Car si la logique voudrait que chacun puisse faire son métier, force est de constater que les journalistes n’ont pas vraiment de matière à se mettre sous la dent. Que dire d’un film lorsque l’on en voit à la moitié ? Que tirer d’un acteur qui récite son texte devant une horde conquise et consentante? Du vide. Et c’est la que le bât blesse, car finalement parler beaucoup d’un film  au potentiel certain n’a rien de répréhensible mais en parler pour ne rien dire c’est autre chose.

Le dernier exemple en date, la couverture médiatique de La La Land de Damien Chazelle, grand vainqueur des Golden Globe qui sortira dans les salles françaises, le 25 janvier. La presse soucieuse de couvrir cet événement n’a pas peur des superlatifs et honore la comédie musicale de la mention très spéciale du « meilleur film de l’année ».

Sans juger de la qualité du film qui mérite peut être cette consécration, il est de rigueur de rappeler que nous ne sommes qu’en Janvier. Ces petites phrases dithyrambiques, qu’il n’est pas rare de retrouver en tête des affiches 4*3 ne nous disent rien mais guide notre boussole de l’inconscient vers les salles obscures. Si cet exercice promotionnel, vieux comme le monde est plutôt de bonne guerre il devient dangereux quand il est le seul à subsister. 

Le triomphe de la pensée unique ?

La crise que subit la presse critique française fait écho à celle que traverse le cinéma et l’audiovisuel français.  La crise de la critique est un épiphénomène. Elle serait symptomatique d’un chaos généralisé qui touche le domaine de la création française.

Il y a une corrélation entre l’appauvrissement du discours culturel dans la presse et la proposition cinématographique hexagonale.  La cause ? La volonté de fédérer. Dans un souci de plaire au plus grand nombre, les films s’homogénéisent et perdent de leur singularité. La presse subit la même logique.

Il faut suivre le mouvement au risque d’être mis sur le banc de touche. En théorie seulement, car si cette logique compte sur l’abêtissement des foules, elle s’avère surtout ne pas  être payante. Si tous les titres de presse s’alignent derrière les quelques films dignes d’être vus, ils proposent à peu de choses près le même discours, alors pourquoi les lecteurs multiplieraient-ils leurs sources d’informations ?

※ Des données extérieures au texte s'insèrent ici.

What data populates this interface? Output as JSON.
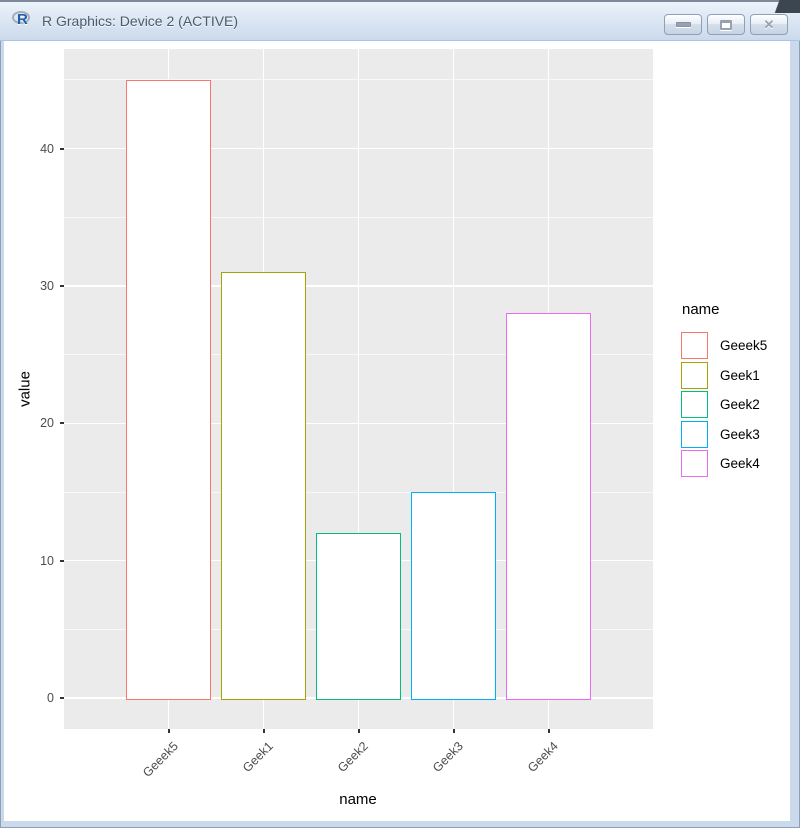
{
  "window": {
    "title": "R Graphics: Device 2 (ACTIVE)",
    "icon": "r-logo",
    "controls": {
      "minimize": "minimize",
      "maximize": "maximize",
      "close": "close"
    }
  },
  "chart_data": {
    "type": "bar",
    "title": "",
    "categories": [
      "Geeek5",
      "Geek1",
      "Geek2",
      "Geek3",
      "Geek4"
    ],
    "values": [
      45,
      31,
      12,
      15,
      28
    ],
    "bar_fill": "#FFFFFF",
    "bar_outline_colors": [
      "#F8766D",
      "#A3A500",
      "#00BF7D",
      "#00B0F6",
      "#E76BF3"
    ],
    "xlabel": "name",
    "ylabel": "value",
    "y_ticks": [
      0,
      10,
      20,
      30,
      40
    ],
    "y_minor_ticks": [
      5,
      15,
      25,
      35,
      45
    ],
    "ylim": [
      -2.25,
      47.25
    ],
    "panel_background": "#EBEBEB",
    "gridline_color": "#FFFFFF",
    "axis_text_color": "#4D4D4D",
    "legend": {
      "title": "name",
      "position": "right",
      "entries": [
        {
          "label": "Geeek5",
          "color": "#F8766D"
        },
        {
          "label": "Geek1",
          "color": "#A3A500"
        },
        {
          "label": "Geek2",
          "color": "#00BF7D"
        },
        {
          "label": "Geek3",
          "color": "#00B0F6"
        },
        {
          "label": "Geek4",
          "color": "#E76BF3"
        }
      ]
    }
  }
}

En bref, si Première et Studio font leur Une sur le dernier Luc Besson, il est fort à parier qu’un des deux magazines pâtira de cette stratégie éditoriale.  Côté cinéma c’est la même chose, on tire les mêmes ficelles, on caste les mêmes têtes d’affiches en misant sur leur capital sympathie et on croise les doigts en espérant que les choses ne changeront jamais.

Problème : cette doctrine ne fait plus recette. C’est la qu’il faut être très prudent et comprendre la différence entre le succès en salle et la rentabilité d’un film. En 2014, Le Supercondriaque de Dany Boon, se hissait en troisième place du box office, une belle performance pour les aventures potaches du sympathique Ch’ti. Mais il atteint difficilement la 16ème place du classement de rentabilité.

Ses cinq millions d’entrées n’ont pas permis d’équilibrer son budget colossal de 32 millions d’euros. Alors oui, c’est vrai, le cinéma indépendant à besoin de ces grosses productions pour exister, c’est la politique de redistribution du CNC qui le dit. Néanmoins,  si les mastodontes ne remplissent plus les caisses, qui va payer l’addition ?

Il faudrait peut être changer de stratégie, repenser le modèle et aller y voir du côté des oubliés.  Donner une chance aux alternatives,  observer ce qu’il se passe en marge et ce dans la presse comme dans le cinéma.